After months of legal sniping and a six-week trial, a federal judge has approved AT&T’s $85 billion acquisition of Time Warner.
The deal, combining two media powerhouses into one giant, is expected to trigger a similar wave of media company mergers.
In his June 12 opinion, Judge Richard Leon of the U.S. District Court for the District of Columbia rejected the government’s notion that the deal was a violation of anti-trust law and suggested that the merger was a not-unreasonable move to buffer the challenges of a rapidly changing business space.
The deal, considered a “vertical merger,” because it brings together, in broad terms, a supplier and distributor means that Time Warner properties, including HBO, CNN, and Warner Bros., and Time Warner's other brands will become part of AT&T’s distribution system of smartphones and satellite networks, including DirecTV.
It was of note that Judge Leon emphatically urged the government not to exercise its option of seeking a stay of the decision and an appeal, because doing so would effectively kill the deal. AT&T and Time Warner’s agreement expires on June 21.
“If there ever were an antitrust case where the parties had a dramatically different assessment off the current state of the relevant market and a fundamentally different vision of its future development, this is the one,” Leon wrote. “Small wonder it had to go to trial!”

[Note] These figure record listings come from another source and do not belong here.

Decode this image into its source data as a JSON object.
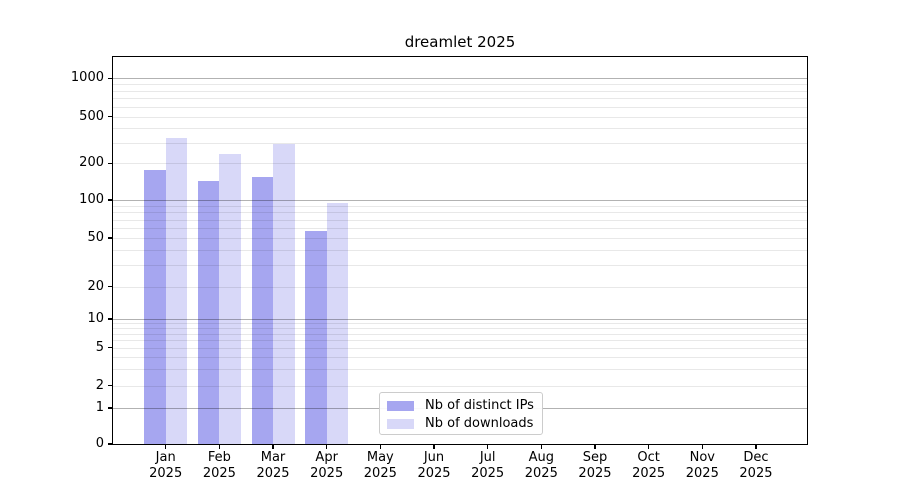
{
  "figure": {
    "title": "dreamlet 2025",
    "background": "#ffffff"
  },
  "axes": {
    "y_tick_labels": [
      "0",
      "1",
      "2",
      "5",
      "10",
      "20",
      "50",
      "100",
      "200",
      "500",
      "1000"
    ],
    "x_tick_months": [
      "Jan",
      "Feb",
      "Mar",
      "Apr",
      "May",
      "Jun",
      "Jul",
      "Aug",
      "Sep",
      "Oct",
      "Nov",
      "Dec"
    ],
    "x_tick_year": "2025"
  },
  "legend": {
    "items": [
      {
        "label": "Nb of distinct IPs",
        "color": "#a6a6f0"
      },
      {
        "label": "Nb of downloads",
        "color": "#d8d8f8"
      }
    ]
  },
  "chart_data": {
    "type": "bar",
    "title": "dreamlet 2025",
    "categories": [
      "Jan 2025",
      "Feb 2025",
      "Mar 2025",
      "Apr 2025",
      "May 2025",
      "Jun 2025",
      "Jul 2025",
      "Aug 2025",
      "Sep 2025",
      "Oct 2025",
      "Nov 2025",
      "Dec 2025"
    ],
    "series": [
      {
        "name": "Nb of distinct IPs",
        "color": "#a6a6f0",
        "values": [
          175,
          142,
          155,
          57,
          0,
          0,
          0,
          0,
          0,
          0,
          0,
          0
        ]
      },
      {
        "name": "Nb of downloads",
        "color": "#d8d8f8",
        "values": [
          330,
          240,
          290,
          95,
          0,
          0,
          0,
          0,
          0,
          0,
          0,
          0
        ]
      }
    ],
    "yscale": "symlog",
    "yticks": [
      0,
      1,
      2,
      5,
      10,
      20,
      50,
      100,
      200,
      500,
      1000
    ],
    "ylim": [
      0,
      1500
    ],
    "xlabel": "",
    "ylabel": "",
    "grid": "horizontal major and minor gridlines, drawn over bars",
    "legend_position": "lower center"
  }
}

“The government claimed, in essence, that permitting the deal would lessen competition in the video programming and distribution market nationwide,” he explained. “Not surprisingly the defendants AT&T Time Warner and DirecTV strongly disagree. Their vision couldn't be more different. The video programming and distribution market they point out has been, and is, in the middle of her revolution where high-speed Internet access has facilitated a “veritable explosion” of new innovative video content … As a result of these tectonic changes brought on by the proliferation of high-speed Internet access, video programmers such as Time Warner and video distributors such as AT&T find themselves facing the stark reality of flat-lining television advertising revenues. Indeed, cost-conscious consumers increasingly choose the ‘cut’ or ‘shave the cord,’ abandoning their traditional cable or satellite TV packages for cheaper content alternatives available over the Internet. At the same time, Facebook and Google’s dominant digital advertising platforms have surpassed television advertising in revenue.”
Leon, in his opinion, stressed “the government has the burden of proof to demonstrate that the merger is likely to lessen competition substantially in the future.” Ultimately, it failed in that task.
As for a government appeal, Leon did his best to discourage such an action. A disruption of a June 20 deadline set by both companies would force AT&T to pay a $500 million “break-up” fee to Time Warner.
“There is a grave and understandable fear on the part of the defendants that the government will now seek to do indirectly what it couldn’t accomplish directly, by seeking a stay of this court order pending appeal to our circuit court,” he wrote. The consequence of doing so would bring “irreparable harm to the defendants.”
“I hope and trust that the government will have the good judgment, the wisdom, and the courage to avoid such a manifest injustice,” Leon added. “To do otherwise, I fear, would undermine the faith in our system of justice of not only the defendants but their millions of shareholders and the business community at large.”
“We are disappointed with the Court’s decision,” Assistant Attorney General Makan Delrahim said in a statement. “We continue to believe that the pay-television market will be less competitive and less innovative as a result of the proposed merger between AT&T and Time Warner. We will closely review the Court’s opinion and consider next steps in light of our commitment to preserving competition for the benefit of American consumers.”
Following the opinion, the Open Markets Institute, with a stated mission to “expose and reverse the stranglehold that corporate monopolies have on our country,” argued in support of the Government’s failed case.
“The decision is a big loss for the public. The vertical integration between a distributor, AT&T, and a creator of entertainment, Time Warner, paves the way for an even more concentrated and closed telecommunications industry. With Time Warner’s must-have content—including March Madness and HBO—AT&T will be able to hobble rival content distributors and dictate the terms on which competitors can participate in the market.” The group said in a statement. “Furthermore, the merger creates an effective duopoly in distribution in AT&T and Comcast (the other vertically integrated programmer-distributor). AT&T will be able to use Time Warner programming as a weapon to defend its business model, stifle existing and emerging competitive threats, and steer the trajectory of the industry.”
“Despite today’s defeat, the Department of Justice deserves credit for pursuing this case and should continue to challenge anticompetitive vertical mergers,” says Sandeep Vaheesan, policy counsel with the Open Markets Institute. “In recent years, government had responded to anticompetitive vertical deals by accepting complicated behavioral remedies. Breaking with recent practice, the DOJ recognized that the only way to preserve competition in the market for video programming and distribution was to block this deal.”